如今林大嫂既然知道这事了,肯定是周桃儿没算计成。
但过了段时间,林大嫂又说:“那女人就是有心眼,也不知道从哪弄的钱,如今她闺女报名去了。”
爱从哪弄的钱从哪弄的钱吧,随意。
林大嫂大概觉得林雨桐对这事不感兴趣,又低声道:“爸跟那婶子住一块了,你知道吗?”
林雨桐:“……”爱住一块住一块呗,我盯着这事干啥?
一个月就那点钱,两人够吃够喝,顶多多养个小姑娘,那都是小事。但肯定把林爸伺候的可好了,林爸在一天,她们就有好日子过一天。自己还省心了!
见这事林雨桐也兴趣缺缺,林大嫂这才不太高兴的转移话题问说:“你给俩孩子多少生活费啊!”
俩孩子的生活费是八百,花不完攒着吧。其实一般孩子三百就够,四百充足的。八百可以过的很舒服了!她给了多少就多少,不想林大嫂问了一句:“一个月还是一学期?”
“当然是一个月。”林雨桐就说:“一个学期哪里够?”
“咋不够?”林大嫂就说:“一个学期我给八百,四个月每月两百,吃饭是够的。衣服我都给带着了,又不需要另外买。再加上来回的路费,一共一千。你一个月给八百,钱给的多了,孩子容易学坏……”
一个月两百?一个月三十天,平均一天不到七块钱。这是一日三餐的钱,一顿饭两块多一点。女孩子家,每个月得洗四五次澡,得买点洗发水洗面奶香皂牙膏牙刷之类的东西,还有卫生巾……更别提还有孩子的衣服,她给带的那衣服能看吗?都是大妈模式的衣服。如果从伙食费里节省这些小开支,那这孩子的生活费肯定是不够的。

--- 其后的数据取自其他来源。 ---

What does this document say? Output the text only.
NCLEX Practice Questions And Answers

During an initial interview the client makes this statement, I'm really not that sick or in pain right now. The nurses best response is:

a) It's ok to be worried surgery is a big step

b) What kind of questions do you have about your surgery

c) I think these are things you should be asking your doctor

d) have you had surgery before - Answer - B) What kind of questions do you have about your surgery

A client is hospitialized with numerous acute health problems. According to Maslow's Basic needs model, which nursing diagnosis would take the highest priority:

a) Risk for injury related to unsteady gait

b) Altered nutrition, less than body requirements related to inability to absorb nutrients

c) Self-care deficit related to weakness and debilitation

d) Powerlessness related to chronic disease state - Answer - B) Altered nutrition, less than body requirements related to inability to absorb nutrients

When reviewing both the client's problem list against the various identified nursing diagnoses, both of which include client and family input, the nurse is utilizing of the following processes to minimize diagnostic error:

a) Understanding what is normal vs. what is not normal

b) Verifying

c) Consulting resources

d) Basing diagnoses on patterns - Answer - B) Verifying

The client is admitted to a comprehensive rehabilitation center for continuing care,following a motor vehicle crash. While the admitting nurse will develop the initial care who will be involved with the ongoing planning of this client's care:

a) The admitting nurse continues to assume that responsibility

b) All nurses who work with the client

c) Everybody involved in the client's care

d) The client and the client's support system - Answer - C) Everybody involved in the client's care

因何打电话回来的时候,林雨桐还问跟她堂姐表姐都有联系没?这孩子说:“我上周末打的电话,我丽君姐爬长城去了,跟同学出去玩了。我艳艳姐……她们宿舍的说去兼职了……”
孩子自己赚钱去了。
林雨桐就说因何:“不用你去赚钱,你就好好的在学校呆着。脏衣服带回家那边去洗,知道没?”
知道!知道!
她这边挂了电话,宿舍的同学见她又收拾脏衣服准备出门,就问呢:“你有地方洗衣服?”
因何又不傻,只道:“是一个亲戚家。”
其实那边一栋三层的别墅,周末就她一个人。衣服在家里洗了甩干,晾干再带过来。
宿舍里,也有一姑娘,衣服是送到洗衣店去洗的,在宿舍里属于异类。
这天正准备出门,手机突然响了,一看电话,是陌生号码,她接起来一听,“杨坤?”
“是我!”杨坤的声音从电话里传来:“那什么,因何,能借给我点钱吗?我过年还你!”
因何脑子里还想着,他从哪弄的我的电话号码,但想来高中同学相互联系,从别人那问的也不一定,但这才开学两周,怎么就借钱了。他家又不是没钱,当然也不怕他没钱还,她比较谨慎,就说:“我的生活费我妈按月给的,你要借多少?”
意思是多了我可没有。
杨坤忙道:“你一个月生活费多少?”
“八百!”她这么说。高中的时候她还攒了很多呢,都在自己的卡上存着呢。
杨坤心里怪叫了一声,八百呢?自家只给五百的!
“那你能借给我四百不?”杨坤试探着问。
四百不多,因何就说行:“我怎么给你?”
“那个……我去你们学校拿吧。”杨坤说着就要挂电话:“不远,大概四十分钟就能到。”
哦!
因何在学校门口等了一会子,杨坤就来了,不是坐公交,而是从一辆二手的XIALI上下来的。开车的是个年纪不大的人,杨坤介绍说:“我同学宁海。”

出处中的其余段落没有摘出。